The 19th century tune Crimond seemed particularly appropriate for our ceremony for Dick, because my co-mother-in-law's grandfather went to school in Crimond when his father was Coastguard at Rattray Head.

We discovered this link when Dick and I went with Muriel just a few years ago for a short break in Fraserburgh - by public transport all the way! - to see the new Lighthouse Museum, and our landlady there very kindly drove us to Rattray Head.
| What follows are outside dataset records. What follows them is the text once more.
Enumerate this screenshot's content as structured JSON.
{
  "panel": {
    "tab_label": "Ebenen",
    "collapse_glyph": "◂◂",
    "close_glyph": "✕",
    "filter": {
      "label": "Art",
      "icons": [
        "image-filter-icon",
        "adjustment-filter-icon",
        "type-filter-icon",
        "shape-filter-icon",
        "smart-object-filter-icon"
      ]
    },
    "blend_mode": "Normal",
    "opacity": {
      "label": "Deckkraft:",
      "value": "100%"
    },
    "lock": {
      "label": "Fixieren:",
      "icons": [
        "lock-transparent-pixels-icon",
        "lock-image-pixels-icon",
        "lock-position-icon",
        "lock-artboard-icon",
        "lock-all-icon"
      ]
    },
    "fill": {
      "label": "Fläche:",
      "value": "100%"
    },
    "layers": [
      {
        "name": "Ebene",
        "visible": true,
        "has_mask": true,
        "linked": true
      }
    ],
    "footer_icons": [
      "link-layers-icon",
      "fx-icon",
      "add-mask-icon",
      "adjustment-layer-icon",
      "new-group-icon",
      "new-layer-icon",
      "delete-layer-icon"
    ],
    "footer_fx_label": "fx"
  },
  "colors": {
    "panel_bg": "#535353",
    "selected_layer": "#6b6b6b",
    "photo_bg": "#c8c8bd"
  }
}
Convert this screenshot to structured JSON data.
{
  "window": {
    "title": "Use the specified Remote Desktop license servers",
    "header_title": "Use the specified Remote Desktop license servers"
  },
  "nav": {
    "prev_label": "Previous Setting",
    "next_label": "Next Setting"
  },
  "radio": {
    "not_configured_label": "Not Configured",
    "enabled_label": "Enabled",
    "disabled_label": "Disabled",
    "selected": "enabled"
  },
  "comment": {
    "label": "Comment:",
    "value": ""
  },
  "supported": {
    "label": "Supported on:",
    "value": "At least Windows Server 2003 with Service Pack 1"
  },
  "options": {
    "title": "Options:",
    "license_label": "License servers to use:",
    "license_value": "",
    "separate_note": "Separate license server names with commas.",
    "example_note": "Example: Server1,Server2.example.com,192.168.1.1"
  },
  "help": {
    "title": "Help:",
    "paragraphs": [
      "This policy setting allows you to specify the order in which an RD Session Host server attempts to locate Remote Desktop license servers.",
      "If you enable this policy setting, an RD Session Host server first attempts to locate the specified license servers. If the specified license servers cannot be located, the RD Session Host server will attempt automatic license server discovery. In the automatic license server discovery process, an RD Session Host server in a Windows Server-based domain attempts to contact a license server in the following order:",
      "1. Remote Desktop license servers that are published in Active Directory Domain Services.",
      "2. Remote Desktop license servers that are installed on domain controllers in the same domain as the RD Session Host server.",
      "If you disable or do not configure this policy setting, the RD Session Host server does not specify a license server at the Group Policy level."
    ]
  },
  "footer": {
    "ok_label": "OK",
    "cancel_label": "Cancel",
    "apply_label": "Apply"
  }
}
And I've just remembered (7 months later) that our son recited the 23rd psalm in Gaelic at the Edinburgh Mod when he was about 10 years old - and won the prize. He may have been the only competitor; he had been taught by a marvellous lady, Ethel Bassin, a music teacher, when he was at the height of his Arthur Ransome phase and wanted to be able to do all the things that the hero of Great Northern did, like sailing, playing the pipes, watching birds with a telescope and speaking Gaelic. That's why I went to Gaelic evening classes for the next 3 years. Miss Bassin told us that she had come to Edinburgh from England in 1924, and everyone she met in the street was either going to a lecture or coming away from one.

Orna Gilchrist is a 19-year-old friend from Portobello who is well used to playing the fiddle in public.   She played most perfectly for Dick on the 29th, and the family and I are immensely grateful to her.